How do you multiply #(x^4-x^3+x^2-x)/(2x^3+2x^2+x+1)div (x^3-4x^2+x-4)/(2x^3-8x^2+x-4)#?

2 Answers
Sep 5, 2016

Answer:

#(x(x-1))/(x+1)#

Explanation:

Factorise each expression first. Each has 4 terms - use grouping.

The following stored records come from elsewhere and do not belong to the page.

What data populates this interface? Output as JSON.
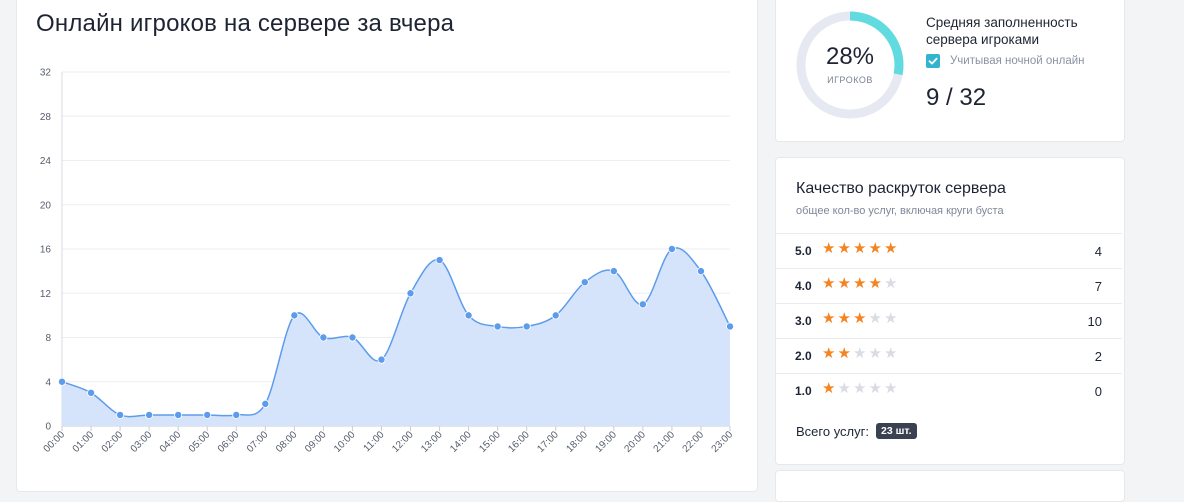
{
  "chart_card": {
    "title": "Онлайн игроков на сервере за вчера"
  },
  "chart_data": {
    "type": "area",
    "title": "Онлайн игроков на сервере за вчера",
    "x": [
      "00:00",
      "01:00",
      "02:00",
      "03:00",
      "04:00",
      "05:00",
      "06:00",
      "07:00",
      "08:00",
      "09:00",
      "10:00",
      "11:00",
      "12:00",
      "13:00",
      "14:00",
      "15:00",
      "16:00",
      "17:00",
      "18:00",
      "19:00",
      "20:00",
      "21:00",
      "22:00",
      "23:00"
    ],
    "values": [
      4,
      3,
      1,
      1,
      1,
      1,
      1,
      2,
      10,
      8,
      8,
      6,
      12,
      15,
      10,
      9,
      9,
      10,
      13,
      14,
      11,
      16,
      14,
      9
    ],
    "ylim": [
      0,
      32
    ],
    "yticks": [
      0,
      4,
      8,
      12,
      16,
      20,
      24,
      28,
      32
    ],
    "grid": true,
    "line_color": "#5d9cec",
    "fill_color": "#d6e4fb"
  },
  "fill_card": {
    "percent_text": "28%",
    "percent_value": 28,
    "percent_label": "ИГРОКОВ",
    "title": "Средняя заполненность сервера игроками",
    "night_label": "Учитывая ночной онлайн",
    "night_checked": true,
    "count": "9 / 32",
    "ring_color": "#62dbe0",
    "track_color": "#e6e9f1"
  },
  "quality_card": {
    "title": "Качество раскруток сервера",
    "subtitle": "общее кол-во услуг, включая круги буста",
    "ratings": [
      {
        "score": "5.0",
        "stars": 5,
        "count": "4"
      },
      {
        "score": "4.0",
        "stars": 4,
        "count": "7"
      },
      {
        "score": "3.0",
        "stars": 3,
        "count": "10"
      },
      {
        "score": "2.0",
        "stars": 2,
        "count": "2"
      },
      {
        "score": "1.0",
        "stars": 1,
        "count": "0"
      }
    ],
    "total_label": "Всего услуг:",
    "total_badge": "23 шт."
  }
}
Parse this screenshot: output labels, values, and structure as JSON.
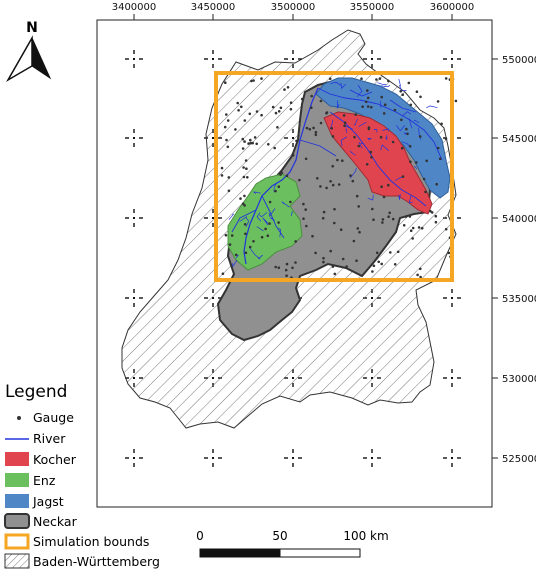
{
  "map": {
    "x_ticks": [
      "3400000",
      "3450000",
      "3500000",
      "3550000",
      "3600000"
    ],
    "y_ticks": [
      "5500000",
      "5450000",
      "5400000",
      "5350000",
      "5300000",
      "5250000"
    ]
  },
  "north_arrow": {
    "label": "N"
  },
  "legend": {
    "title": "Legend",
    "items": [
      {
        "label": "Gauge",
        "symbol": "point",
        "color": "#333333"
      },
      {
        "label": "River",
        "symbol": "line",
        "color": "#2233dd"
      },
      {
        "label": "Kocher",
        "symbol": "fill",
        "color": "#e0454f"
      },
      {
        "label": "Enz",
        "symbol": "fill",
        "color": "#6cbf5f"
      },
      {
        "label": "Jagst",
        "symbol": "fill",
        "color": "#4f86c6"
      },
      {
        "label": "Neckar",
        "symbol": "fill",
        "color": "#909090"
      },
      {
        "label": "Simulation bounds",
        "symbol": "outline",
        "color": "#f5a623"
      },
      {
        "label": "Baden-Württemberg",
        "symbol": "hatch",
        "color": "#555555"
      }
    ]
  },
  "scale_bar": {
    "labels": [
      "0",
      "50",
      "100 km"
    ]
  },
  "colors": {
    "kocher": "#e0454f",
    "enz": "#6cbf5f",
    "jagst": "#4f86c6",
    "neckar": "#909090",
    "simulation_bounds": "#f5a623",
    "river": "#2233dd",
    "gauge": "#333333"
  }
}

#(x^4-x^3+x^2-x)/(2x^3+2x^2+x+1)div (x^3-4x^2+x-4)/(2x^3-8x^2+x-4)#

Group into pairs.
#((x^4-x^3)+(x^2-x))/((2x^3+2x^2)+(x+1))div ((x^3-4x^2)+(x-4))/((2x^3-8x^2)+(x-4))#

Take out the common factors
#(x^3(x-1)+x(x-1))/(2x^2(x+1)+(x+1))div color(red)((x^2(x-4)+(x-4)))/(color(blue)((2x^2(x-4)+(x-4))#

change #div# to #xx# and invert the fraction.
Take out the common brackets and factors

#(x(x-1)(x^2+1))/((x+1)(2x^2 +1)) xx (color(blue)((x-4)(2x^2+1)))/color(red)((x-4)(x^2+1))#l

Cancel like factors

#(x(x-1)cancel(x^2+1))/((x+1)cancel(2x^2 +1)) xx ((cancel(x-4)cancel(2x^2+1)))/(cancel(x-4)cancel(x^2+1))#l

#(x(x-1))/(x+1)#

Sep 5, 2016

Answer:

#(x^4-x^3+x^2-x)/(2x^3+2x^2+x+1) -: (x^3-4x^2+x-4)/(2x^3-8x^2+x-4)#

#=(x(x-1))/(x+1)#

#=x-2+2/(x+1)#

with exclusion: #x != 4#

Explanation:

#(x^4-x^3+x^2-x)/(2x^3+2x^2+x+1) -: (x^3-4x^2+x-4)/(2x^3-8x^2+x-4)#

#=(x^4-x^3+x^2-x)/(2x^3+2x^2+x+1) xx (2x^3-8x^2+x-4)/(x^3-4x^2+x-4)#

#=(x((x^3-x^2)+(x-1)))/((2x^3+2x^2)+(x+1)) xx ((2x^3-8x^2)+(x-4))/((x^3-4x^2)+(x-4))#

#=(x(x^2(x-1)+1(x-1)))/(2x^2(x+1)+1(x+1)) xx (2x^2(x-4)+1(x-4))/(x^2(x-4)+1(x-4))#

#=(xcolor(red)(cancel(color(black)((x^2+1))))(x-1))/(color(orange)(cancel(color(black)((2x^2+1))))(x+1)) xx (color(orange)(cancel(color(black)((2x^2+1))))color(purple)(cancel(color(black)((x-4)))))/(color(red)(cancel(color(black)((x^2+1))))color(purple)(cancel(color(black)((x-4)))#

#=color(blue)((x(x-1))/(x+1))#

#=(x^2+x-2x-2+2)/(x+1)#

#=(x(x+1)-2(x+1)+2)/(x+1)#

#=((x-2)(x+1)+2)/(x+1)#

#=color(blue)(x-2+2/(x+1))#

with exclusion: #x != 4#

This value needs to be excluded because when #x=4# the left hand side boils down to #0/0# which is undefined, while the right hand side is #12/5# which is defined.

If #x# is allowed to take Complex values, then there are also exclusions:

#x != i" "# and #" "x != sqrt(2)/2i#

These values would result in #x^2+1 = 0# or #2x^2+1 = 0# respectively, making the left hand side expression #0/0# undefined.